The final test editions of Microsoft’s Internet Explorer 8, released while Windows 7 was still in the technical preview phase, suggested that its performance could very well triple that of its predecessor, the venerable IE7. When the RTM edition first became available, its performance was pared down a bit, but still better than double that of IE7, based on Betanews’ assessments at the time.
But we’ve noticed a trend of IE8 performance dragging down over time, while every other major Windows browser in the field was headed the other direction — and fast. Early this month, when Firefox 3.6 Beta 1 appeared imminent (and still is at this moment), we calculated the performance difference between IE8 and IE7 at about 75%.
In our latest round of tests, IE8 scored a CRPI of 1.54, which means on average, users can expect 54 better overall performance from IE8 than they would have seen from IE7 running on Windows Vista SP2.
We also could not help but notice that the latest JScript update was applied to Windows XP and Vista platforms only — at least in the Automatic Updates distributions that we received. After those updates were applied, IE8 performance in Vista and XP were dragged down so heavily that IE8 on Windows 7 is now the fastest of the three platforms: 1.63 for Win7 versus 1.59 for XP and 1.41 for Vista. Since we’ve been testing on the Windows 7 RTM platform, browsers have typically been 10 to 15% faster on XP SP3 than on Win7.

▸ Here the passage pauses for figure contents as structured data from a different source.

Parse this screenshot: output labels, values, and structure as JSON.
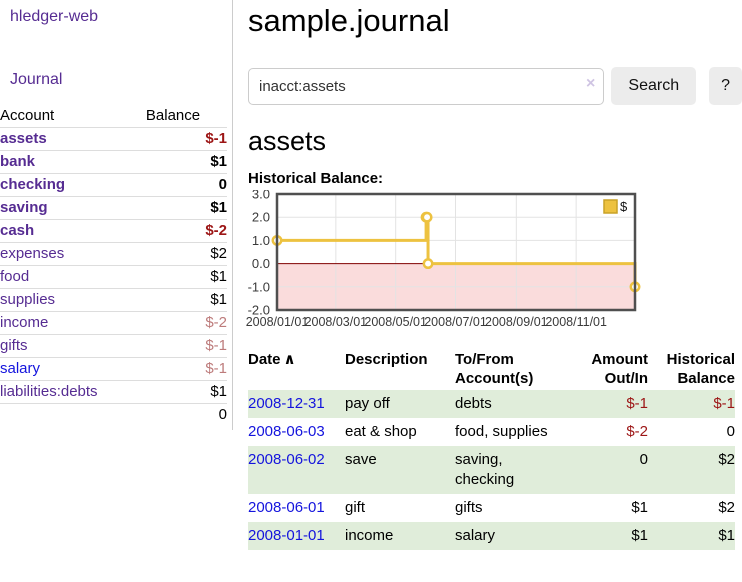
{
  "app": {
    "title": "hledger-web"
  },
  "icons": {
    "clear": "×",
    "sort_asc": "∧"
  },
  "sidebar": {
    "journal_link": "Journal",
    "columns": {
      "account": "Account",
      "balance": "Balance"
    },
    "accounts": [
      {
        "name": "assets",
        "balance": "$-1"
      },
      {
        "name": "bank",
        "balance": "$1"
      },
      {
        "name": "checking",
        "balance": "0"
      },
      {
        "name": "saving",
        "balance": "$1"
      },
      {
        "name": "cash",
        "balance": "$-2"
      },
      {
        "name": "expenses",
        "balance": "$2"
      },
      {
        "name": "food",
        "balance": "$1"
      },
      {
        "name": "supplies",
        "balance": "$1"
      },
      {
        "name": "income",
        "balance": "$-2"
      },
      {
        "name": "gifts",
        "balance": "$-1"
      },
      {
        "name": "salary",
        "balance": "$-1"
      },
      {
        "name": "liabilities:debts",
        "balance": "$1"
      }
    ],
    "total": "0"
  },
  "main": {
    "title": "sample.journal",
    "search": {
      "value": "inacct:assets",
      "button_label": "Search",
      "help_label": "?"
    },
    "account_heading": "assets",
    "chart_label": "Historical Balance:"
  },
  "chart_data": {
    "type": "line",
    "title": "Historical Balance:",
    "series": [
      {
        "name": "$",
        "color": "#edc240",
        "steps": true,
        "points": [
          [
            "2008-01-01",
            1
          ],
          [
            "2008-06-01",
            2
          ],
          [
            "2008-06-02",
            2
          ],
          [
            "2008-06-03",
            0
          ],
          [
            "2008-12-31",
            -1
          ]
        ]
      }
    ],
    "xlim": [
      "2008-01-01",
      "2008-12-31"
    ],
    "ylim": [
      -2,
      3
    ],
    "x_ticks": [
      {
        "date": "2008-01-01",
        "label": "2008/01/01"
      },
      {
        "date": "2008-03-01",
        "label": "2008/03/01"
      },
      {
        "date": "2008-05-01",
        "label": "2008/05/01"
      },
      {
        "date": "2008-07-01",
        "label": "2008/07/01"
      },
      {
        "date": "2008-09-01",
        "label": "2008/09/01"
      },
      {
        "date": "2008-11-01",
        "label": "2008/11/01"
      }
    ],
    "y_ticks": [
      "3.0",
      "2.0",
      "1.0",
      "0.0",
      "-1.0",
      "-2.0"
    ],
    "grid": true,
    "legend_position": "top-right",
    "negative_region_color": "#fadcdc",
    "zero_line_color": "#800000"
  },
  "register": {
    "columns": {
      "date": "Date",
      "description": "Description",
      "accounts": "To/From Account(s)",
      "amount": "Amount Out/In",
      "balance": "Historical Balance"
    },
    "rows": [
      {
        "date": "2008-12-31",
        "description": "pay off",
        "accounts": "debts",
        "amount": "$-1",
        "balance": "$-1"
      },
      {
        "date": "2008-06-03",
        "description": "eat & shop",
        "accounts": "food, supplies",
        "amount": "$-2",
        "balance": "0"
      },
      {
        "date": "2008-06-02",
        "description": "save",
        "accounts": "saving, checking",
        "amount": "0",
        "balance": "$2"
      },
      {
        "date": "2008-06-01",
        "description": "gift",
        "accounts": "gifts",
        "amount": "$1",
        "balance": "$2"
      },
      {
        "date": "2008-01-01",
        "description": "income",
        "accounts": "salary",
        "amount": "$1",
        "balance": "$1"
      }
    ]
  }
}
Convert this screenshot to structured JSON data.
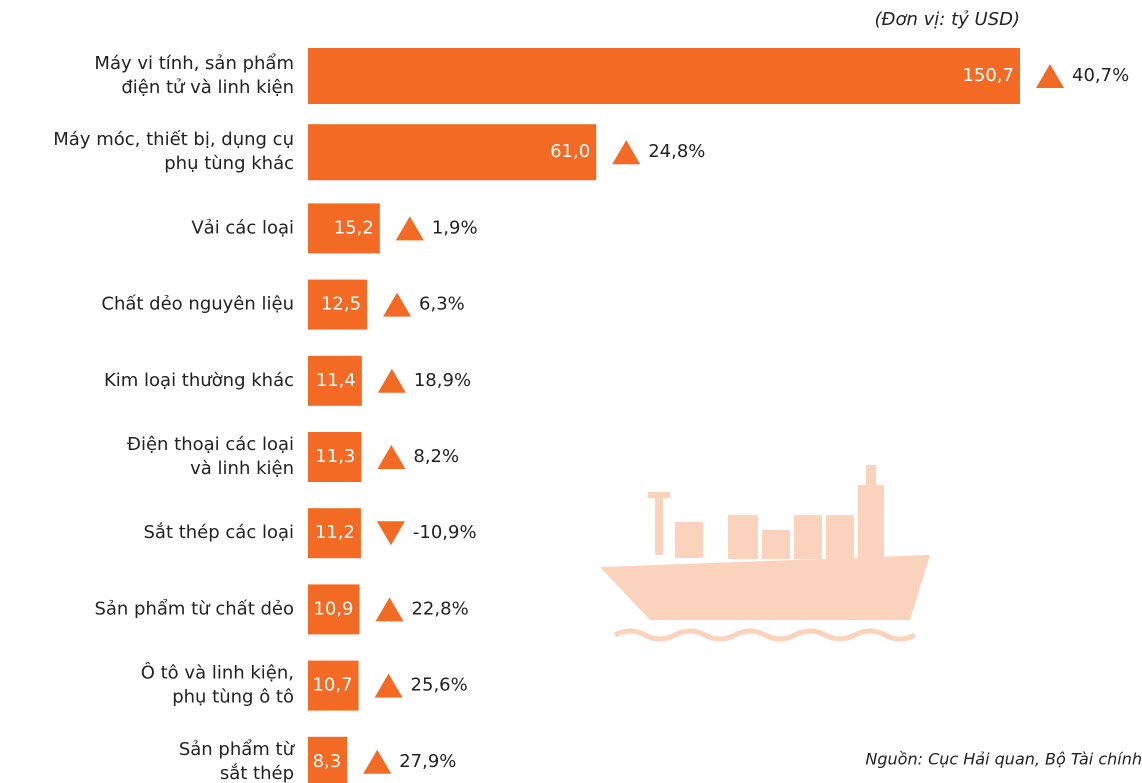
{
  "chart_data": {
    "type": "bar",
    "orientation": "horizontal",
    "unit_note": "(Đơn vị: tỷ USD)",
    "source": "Nguồn: Cục Hải quan, Bộ Tài chính",
    "categories": [
      [
        "Máy vi tính, sản phẩm",
        "điện tử và linh kiện"
      ],
      [
        "Máy móc, thiết bị, dụng cụ",
        "phụ tùng khác"
      ],
      [
        "Vải các loại"
      ],
      [
        "Chất dẻo nguyên liệu"
      ],
      [
        "Kim loại thường khác"
      ],
      [
        "Điện thoại các loại",
        "và linh kiện"
      ],
      [
        "Sắt thép các loại"
      ],
      [
        "Sản phẩm từ chất dẻo"
      ],
      [
        "Ô tô và linh kiện,",
        "phụ tùng ô tô"
      ],
      [
        "Sản phẩm từ",
        "sắt thép"
      ]
    ],
    "values": [
      150.7,
      61.0,
      15.2,
      12.5,
      11.4,
      11.3,
      11.2,
      10.9,
      10.7,
      8.3
    ],
    "value_labels": [
      "150,7",
      "61,0",
      "15,2",
      "12,5",
      "11,4",
      "11,3",
      "11,2",
      "10,9",
      "10,7",
      "8,3"
    ],
    "changes": [
      40.7,
      24.8,
      1.9,
      6.3,
      18.9,
      8.2,
      -10.9,
      22.8,
      25.6,
      27.9
    ],
    "change_labels": [
      "40,7%",
      "24,8%",
      "1,9%",
      "6,3%",
      "18,9%",
      "8,2%",
      "-10,9%",
      "22,8%",
      "25,6%",
      "27,9%"
    ],
    "color": "#f26a24"
  }
}
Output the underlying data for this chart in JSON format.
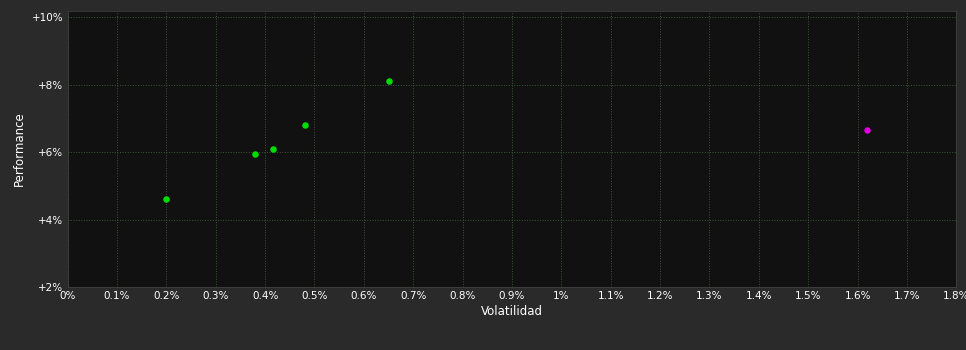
{
  "xlabel": "Volatilidad",
  "ylabel": "Performance",
  "bg_outer": "#2a2a2a",
  "bg_inner": "#111111",
  "text_color": "#ffffff",
  "grid_color": "#3a5a3a",
  "green_points": [
    [
      0.002,
      0.046
    ],
    [
      0.0038,
      0.0595
    ],
    [
      0.00415,
      0.061
    ],
    [
      0.0048,
      0.068
    ],
    [
      0.0065,
      0.081
    ]
  ],
  "magenta_points": [
    [
      0.0162,
      0.0665
    ]
  ],
  "xlim": [
    0.0,
    0.018
  ],
  "ylim": [
    0.02,
    0.102
  ],
  "xticks": [
    0.0,
    0.001,
    0.002,
    0.003,
    0.004,
    0.005,
    0.006,
    0.007,
    0.008,
    0.009,
    0.01,
    0.011,
    0.012,
    0.013,
    0.014,
    0.015,
    0.016,
    0.017,
    0.018
  ],
  "xtick_labels": [
    "0%",
    "0.1%",
    "0.2%",
    "0.3%",
    "0.4%",
    "0.5%",
    "0.6%",
    "0.7%",
    "0.8%",
    "0.9%",
    "1%",
    "1.1%",
    "1.2%",
    "1.3%",
    "1.4%",
    "1.5%",
    "1.6%",
    "1.7%",
    "1.8%"
  ],
  "yticks": [
    0.02,
    0.04,
    0.06,
    0.08,
    0.1
  ],
  "ytick_labels": [
    "+2%",
    "+4%",
    "+6%",
    "+8%",
    "+10%"
  ],
  "marker_size": 22
}
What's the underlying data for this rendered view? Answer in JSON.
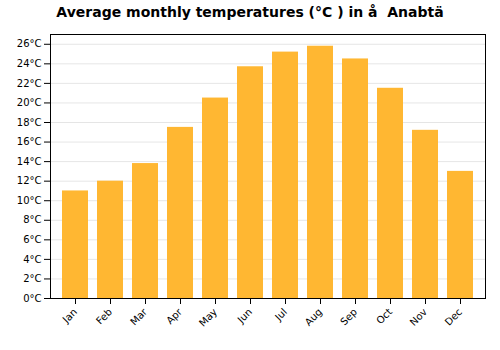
{
  "chart_data": {
    "type": "bar",
    "title": "Average monthly temperatures (°C ) in å  Anabtä",
    "categories": [
      "Jan",
      "Feb",
      "Mar",
      "Apr",
      "May",
      "Jun",
      "Jul",
      "Aug",
      "Sep",
      "Oct",
      "Nov",
      "Dec"
    ],
    "values": [
      11,
      12,
      13.8,
      17.5,
      20.5,
      23.7,
      25.2,
      25.8,
      24.5,
      21.5,
      17.2,
      13
    ],
    "color": "#FFB732",
    "ylim": [
      0,
      27
    ],
    "yticks": [
      {
        "value": 0,
        "label": "0°C"
      },
      {
        "value": 2,
        "label": "2°C"
      },
      {
        "value": 4,
        "label": "4°C"
      },
      {
        "value": 6,
        "label": "6°C"
      },
      {
        "value": 8,
        "label": "8°C"
      },
      {
        "value": 10,
        "label": "10°C"
      },
      {
        "value": 12,
        "label": "12°C"
      },
      {
        "value": 14,
        "label": "14°C"
      },
      {
        "value": 16,
        "label": "16°C"
      },
      {
        "value": 18,
        "label": "18°C"
      },
      {
        "value": 20,
        "label": "20°C"
      },
      {
        "value": 22,
        "label": "22°C"
      },
      {
        "value": 24,
        "label": "24°C"
      },
      {
        "value": 26,
        "label": "26°C"
      }
    ],
    "grid": true
  }
}
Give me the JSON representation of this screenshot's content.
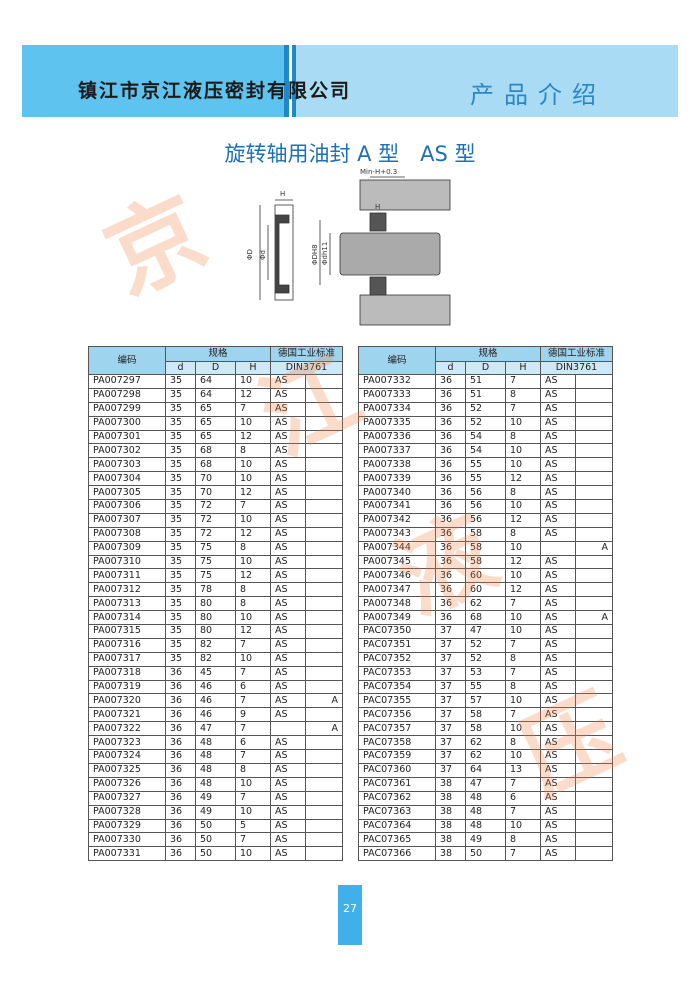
{
  "header": {
    "company": "镇江市京江液压密封有限公司",
    "section": "产品介绍"
  },
  "title": "旋转轴用油封 A 型　AS 型",
  "diagram": {
    "labels": [
      "Min-H+0.3",
      "H",
      "ΦD",
      "Φd",
      "H",
      "ΦDH8",
      "Φdh11"
    ]
  },
  "watermark": [
    "京",
    "江",
    "液",
    "压"
  ],
  "table_header": {
    "code": "编码",
    "spec": "规格",
    "d": "d",
    "D": "D",
    "H": "H",
    "standard": "德国工业标准",
    "din": "DIN3761"
  },
  "tables": [
    {
      "rows": [
        [
          "PA007297",
          35,
          64,
          10,
          "AS",
          null
        ],
        [
          "PA007298",
          35,
          64,
          12,
          "AS",
          null
        ],
        [
          "PA007299",
          35,
          65,
          7,
          "AS",
          null
        ],
        [
          "PA007300",
          35,
          65,
          10,
          "AS",
          null
        ],
        [
          "PA007301",
          35,
          65,
          12,
          "AS",
          null
        ],
        [
          "PA007302",
          35,
          68,
          8,
          "AS",
          null
        ],
        [
          "PA007303",
          35,
          68,
          10,
          "AS",
          null
        ],
        [
          "PA007304",
          35,
          70,
          10,
          "AS",
          null
        ],
        [
          "PA007305",
          35,
          70,
          12,
          "AS",
          null
        ],
        [
          "PA007306",
          35,
          72,
          7,
          "AS",
          null
        ],
        [
          "PA007307",
          35,
          72,
          10,
          "AS",
          null
        ],
        [
          "PA007308",
          35,
          72,
          12,
          "AS",
          null
        ],
        [
          "PA007309",
          35,
          75,
          8,
          "AS",
          null
        ],
        [
          "PA007310",
          35,
          75,
          10,
          "AS",
          null
        ],
        [
          "PA007311",
          35,
          75,
          12,
          "AS",
          null
        ],
        [
          "PA007312",
          35,
          78,
          8,
          "AS",
          null
        ],
        [
          "PA007313",
          35,
          80,
          8,
          "AS",
          null
        ],
        [
          "PA007314",
          35,
          80,
          10,
          "AS",
          null
        ],
        [
          "PA007315",
          35,
          80,
          12,
          "AS",
          null
        ],
        [
          "PA007316",
          35,
          82,
          7,
          "AS",
          null
        ],
        [
          "PA007317",
          35,
          82,
          10,
          "AS",
          null
        ],
        [
          "PA007318",
          36,
          45,
          7,
          "AS",
          null
        ],
        [
          "PA007319",
          36,
          46,
          6,
          "AS",
          null
        ],
        [
          "PA007320",
          36,
          46,
          7,
          "AS",
          "A"
        ],
        [
          "PA007321",
          36,
          46,
          9,
          "AS",
          null
        ],
        [
          "PA007322",
          36,
          47,
          7,
          null,
          "A"
        ],
        [
          "PA007323",
          36,
          48,
          6,
          "AS",
          null
        ],
        [
          "PA007324",
          36,
          48,
          7,
          "AS",
          null
        ],
        [
          "PA007325",
          36,
          48,
          8,
          "AS",
          null
        ],
        [
          "PA007326",
          36,
          48,
          10,
          "AS",
          null
        ],
        [
          "PA007327",
          36,
          49,
          7,
          "AS",
          null
        ],
        [
          "PA007328",
          36,
          49,
          10,
          "AS",
          null
        ],
        [
          "PA007329",
          36,
          50,
          5,
          "AS",
          null
        ],
        [
          "PA007330",
          36,
          50,
          7,
          "AS",
          null
        ],
        [
          "PA007331",
          36,
          50,
          10,
          "AS",
          null
        ]
      ]
    },
    {
      "rows": [
        [
          "PA007332",
          36,
          51,
          7,
          "AS",
          null
        ],
        [
          "PA007333",
          36,
          51,
          8,
          "AS",
          null
        ],
        [
          "PA007334",
          36,
          52,
          7,
          "AS",
          null
        ],
        [
          "PA007335",
          36,
          52,
          10,
          "AS",
          null
        ],
        [
          "PA007336",
          36,
          54,
          8,
          "AS",
          null
        ],
        [
          "PA007337",
          36,
          54,
          10,
          "AS",
          null
        ],
        [
          "PA007338",
          36,
          55,
          10,
          "AS",
          null
        ],
        [
          "PA007339",
          36,
          55,
          12,
          "AS",
          null
        ],
        [
          "PA007340",
          36,
          56,
          8,
          "AS",
          null
        ],
        [
          "PA007341",
          36,
          56,
          10,
          "AS",
          null
        ],
        [
          "PA007342",
          36,
          56,
          12,
          "AS",
          null
        ],
        [
          "PA007343",
          36,
          58,
          8,
          "AS",
          null
        ],
        [
          "PA007344",
          36,
          58,
          10,
          null,
          "A"
        ],
        [
          "PA007345",
          36,
          58,
          12,
          "AS",
          null
        ],
        [
          "PA007346",
          36,
          60,
          10,
          "AS",
          null
        ],
        [
          "PA007347",
          36,
          60,
          12,
          "AS",
          null
        ],
        [
          "PA007348",
          36,
          62,
          7,
          "AS",
          null
        ],
        [
          "PA007349",
          36,
          68,
          10,
          "AS",
          "A"
        ],
        [
          "PAC07350",
          37,
          47,
          10,
          "AS",
          null
        ],
        [
          "PAC07351",
          37,
          52,
          7,
          "AS",
          null
        ],
        [
          "PAC07352",
          37,
          52,
          8,
          "AS",
          null
        ],
        [
          "PAC07353",
          37,
          53,
          7,
          "AS",
          null
        ],
        [
          "PAC07354",
          37,
          55,
          8,
          "AS",
          null
        ],
        [
          "PAC07355",
          37,
          57,
          10,
          "AS",
          null
        ],
        [
          "PAC07356",
          37,
          58,
          7,
          "AS",
          null
        ],
        [
          "PAC07357",
          37,
          58,
          10,
          "AS",
          null
        ],
        [
          "PAC07358",
          37,
          62,
          8,
          "AS",
          null
        ],
        [
          "PAC07359",
          37,
          62,
          10,
          "AS",
          null
        ],
        [
          "PAC07360",
          37,
          64,
          13,
          "AS",
          null
        ],
        [
          "PAC07361",
          38,
          47,
          7,
          "AS",
          null
        ],
        [
          "PAC07362",
          38,
          48,
          6,
          "AS",
          null
        ],
        [
          "PAC07363",
          38,
          48,
          7,
          "AS",
          null
        ],
        [
          "PAC07364",
          38,
          48,
          10,
          "AS",
          null
        ],
        [
          "PAC07365",
          38,
          49,
          8,
          "AS",
          null
        ],
        [
          "PAC07366",
          38,
          50,
          7,
          "AS",
          null
        ]
      ]
    }
  ],
  "page_number": "27"
}
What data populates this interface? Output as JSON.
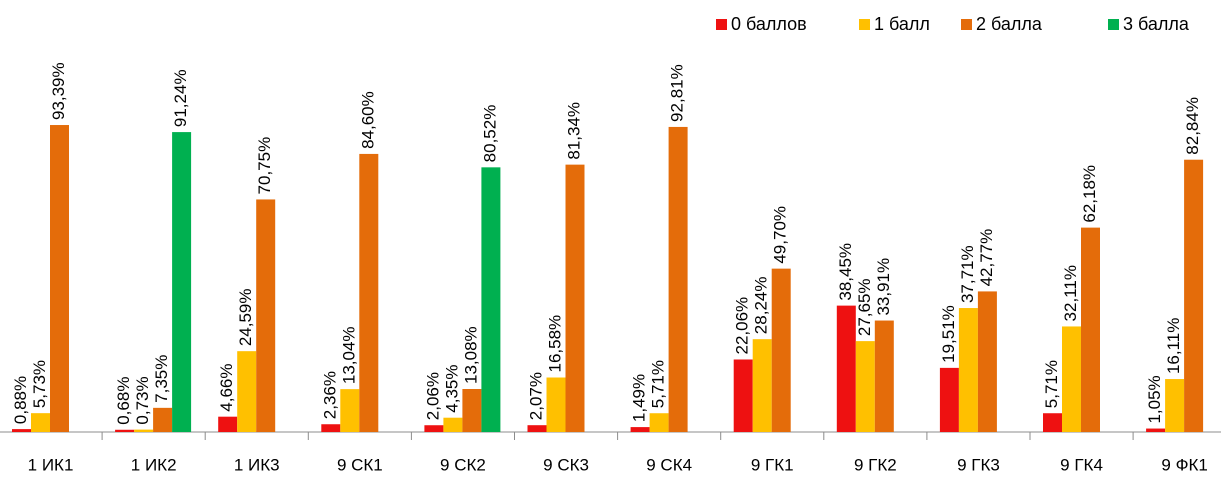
{
  "chart_data": {
    "type": "bar",
    "categories": [
      "1 ИК1",
      "1 ИК2",
      "1 ИК3",
      "9 СК1",
      "9 СК2",
      "9 СК3",
      "9 СК4",
      "9 ГК1",
      "9 ГК2",
      "9 ГК3",
      "9 ГК4",
      "9 ФК1"
    ],
    "series": [
      {
        "name": "0 баллов",
        "color": "#ee1111",
        "values": [
          0.88,
          0.68,
          4.66,
          2.36,
          2.06,
          2.07,
          1.49,
          22.06,
          38.45,
          19.51,
          5.71,
          1.05
        ],
        "value_labels": [
          "0,88%",
          "0,68%",
          "4,66%",
          "2,36%",
          "2,06%",
          "2,07%",
          "1,49%",
          "22,06%",
          "38,45%",
          "19,51%",
          "5,71%",
          "1,05%"
        ]
      },
      {
        "name": "1 балл",
        "color": "#ffc000",
        "values": [
          5.73,
          0.73,
          24.59,
          13.04,
          4.35,
          16.58,
          5.71,
          28.24,
          27.65,
          37.71,
          32.11,
          16.11
        ],
        "value_labels": [
          "5,73%",
          "0,73%",
          "24,59%",
          "13,04%",
          "4,35%",
          "16,58%",
          "5,71%",
          "28,24%",
          "27,65%",
          "37,71%",
          "32,11%",
          "16,11%"
        ]
      },
      {
        "name": "2 балла",
        "color": "#e46c0a",
        "values": [
          93.39,
          7.35,
          70.75,
          84.6,
          13.08,
          81.34,
          92.81,
          49.7,
          33.91,
          42.77,
          62.18,
          82.84
        ],
        "value_labels": [
          "93,39%",
          "7,35%",
          "70,75%",
          "84,60%",
          "13,08%",
          "81,34%",
          "92,81%",
          "49,70%",
          "33,91%",
          "42,77%",
          "62,18%",
          "82,84%"
        ]
      },
      {
        "name": "3 балла",
        "color": "#00b050",
        "values": [
          null,
          91.24,
          null,
          null,
          80.52,
          null,
          null,
          null,
          null,
          null,
          null,
          null
        ],
        "value_labels": [
          null,
          "91,24%",
          null,
          null,
          "80,52%",
          null,
          null,
          null,
          null,
          null,
          null,
          null
        ]
      }
    ]
  }
}
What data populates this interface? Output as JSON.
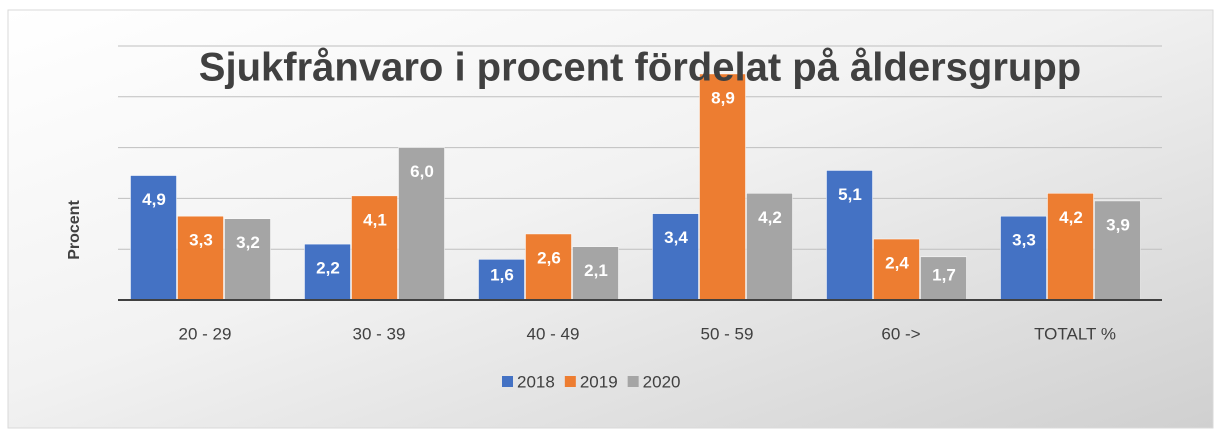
{
  "chart_data": {
    "type": "bar",
    "title": "Sjukfrånvaro i procent fördelat på åldersgrupp",
    "y_label": "Procent",
    "categories": [
      "20 - 29",
      "30 - 39",
      "40 - 49",
      "50 - 59",
      "60 ->",
      "TOTALT %"
    ],
    "series": [
      {
        "name": "2018",
        "color": "#4472c4",
        "values": [
          4.9,
          2.2,
          1.6,
          3.4,
          5.1,
          3.3
        ],
        "value_labels": [
          "4,9",
          "2,2",
          "1,6",
          "3,4",
          "5,1",
          "3,3"
        ]
      },
      {
        "name": "2019",
        "color": "#ed7d31",
        "values": [
          3.3,
          4.1,
          2.6,
          8.9,
          2.4,
          4.2
        ],
        "value_labels": [
          "3,3",
          "4,1",
          "2,6",
          "8,9",
          "2,4",
          "4,2"
        ]
      },
      {
        "name": "2020",
        "color": "#a5a5a5",
        "values": [
          3.2,
          6.0,
          2.1,
          4.2,
          1.7,
          3.9
        ],
        "value_labels": [
          "3,2",
          "6,0",
          "2,1",
          "4,2",
          "1,7",
          "3,9"
        ]
      }
    ],
    "ylim": [
      0,
      10
    ],
    "yticks": [
      0,
      2,
      4,
      6,
      8,
      10
    ],
    "grid": true,
    "legend": "bottom"
  }
}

Meanwhile, the SunSpider test suite written by the WebKit team shows a noticeable slowdown in the calculation department in all categories, but again, on XP and Vista and not Windows 7. On XP, IE8’s SunSpider score slipped from a 6.02 to a 5.79. On Windows 7, meanwhile, the SunSpider score improved from a 5.66 to a 5.93. (These scores are relative; a 6.00 would mean “six times faster than IE7 on Vista SP2.” We post relative scores on tests using identical hardware in order that the hardware can be factored out of the equation; in other words, we believe IE8 is only 54% faster than IE7 on any machine you choose.)
It’s computational test scores where IE8 is flagging; by comparison, rendering scores are flat to slightly higher across the board. We’re still in the midst of tallying scores for other browsers, and plan to post those results along with test scores for the first public Mozilla Firefox 3.6 Beta 1 once that browser (finally) becomes available.
Some Betanews readers have asked us why we use IE7 on Vista as our performance index rather than IE8, and up to now, our answer has been because it’s the slowest browser we test, and thus gives us a more granular sense of performance improvements for all the more modern browsers in current use. If this trend keeps up, though, we may just change our minds.